Apple users are being warned by cryptocurrency wallet MetaMask about some security vulnerabilities associated with iCloud backup.A report from CoinTelegraph states that the warning is for all iPhone, iPad and Mac users against potential phishing attacks. This includes some default device settings that store MetaMask users’ seed phrases on iCloud whenever an app enables automatic backups for data. The seed phrase is also known as the “password-encrypted MetaMask Vault”.
Crypto wallet MetaMask is warning its community of users about possible phishing attacks through Apple’s iCloud service. In a tweet on April 17, the company warned its users that the encrypted passwords for their accounts, called MetaMask vaults, will be uploaded to Apple’s cloud service if the iCloud backup option is enabled on the app. As a result, a phishing account that compromises a user’s iCloud account will also compromise their passwords and hence their crypto wallets.

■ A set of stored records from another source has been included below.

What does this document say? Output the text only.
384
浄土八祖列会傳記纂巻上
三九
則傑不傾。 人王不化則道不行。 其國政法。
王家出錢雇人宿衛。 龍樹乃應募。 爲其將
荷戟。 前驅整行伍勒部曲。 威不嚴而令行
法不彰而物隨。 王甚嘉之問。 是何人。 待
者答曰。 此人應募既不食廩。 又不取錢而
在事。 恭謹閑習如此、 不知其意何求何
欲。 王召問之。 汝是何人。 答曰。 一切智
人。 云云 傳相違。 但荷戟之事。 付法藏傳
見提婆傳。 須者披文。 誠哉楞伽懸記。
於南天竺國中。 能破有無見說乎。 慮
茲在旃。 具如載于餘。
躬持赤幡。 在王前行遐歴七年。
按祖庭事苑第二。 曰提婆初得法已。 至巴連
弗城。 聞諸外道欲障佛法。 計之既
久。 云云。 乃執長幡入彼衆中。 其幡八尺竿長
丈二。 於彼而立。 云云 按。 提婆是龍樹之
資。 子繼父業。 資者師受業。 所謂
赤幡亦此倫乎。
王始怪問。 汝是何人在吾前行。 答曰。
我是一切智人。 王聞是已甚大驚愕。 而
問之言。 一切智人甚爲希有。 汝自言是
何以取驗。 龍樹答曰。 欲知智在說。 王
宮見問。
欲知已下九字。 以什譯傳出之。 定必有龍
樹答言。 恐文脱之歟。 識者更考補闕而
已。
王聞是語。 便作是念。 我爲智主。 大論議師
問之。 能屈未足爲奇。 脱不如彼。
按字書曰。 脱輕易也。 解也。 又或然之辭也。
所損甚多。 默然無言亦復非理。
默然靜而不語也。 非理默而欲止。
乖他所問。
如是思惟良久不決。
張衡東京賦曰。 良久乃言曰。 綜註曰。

“If you have enabled iCloud backup for app data, this will include your password-encrypted MetaMask vault. If your password isn’t strong enough, and someone phishes your iCloud credentials, this can mean stolen funds,” the tweet read, followed by two others that showed users how to disable iCloud backups on their MetaMask wallets.
MetaMask’s warning isn’t a random post from a company looking to brand itself as a security-conscious firm. The Twitter thread was posted after a user, who goes by Domenic Iacovone on Twitter, posted that his entire MetaMask wallet had been “totally wiped out”.
On April 15, the user tweeted that his MetaMask wallet contained non-fungible tokens (NFTs) MAYC 28478, MAYC 8952, and MAYC 7536 from the Mutant Ape Yacht Club (MAYC) 10K project. It also had 100K in Ape coin and other NFTs, the user said.
“This is how it happened. Got a phone call from Apple, literally from Apple (on my caller Id) Called it back because I suspected fraud and it was an Apple number. So I believed them. They asked for a code that was sent to my phone and 2 seconds later my entire MetaMask was wiped,” the user wrote in his thread.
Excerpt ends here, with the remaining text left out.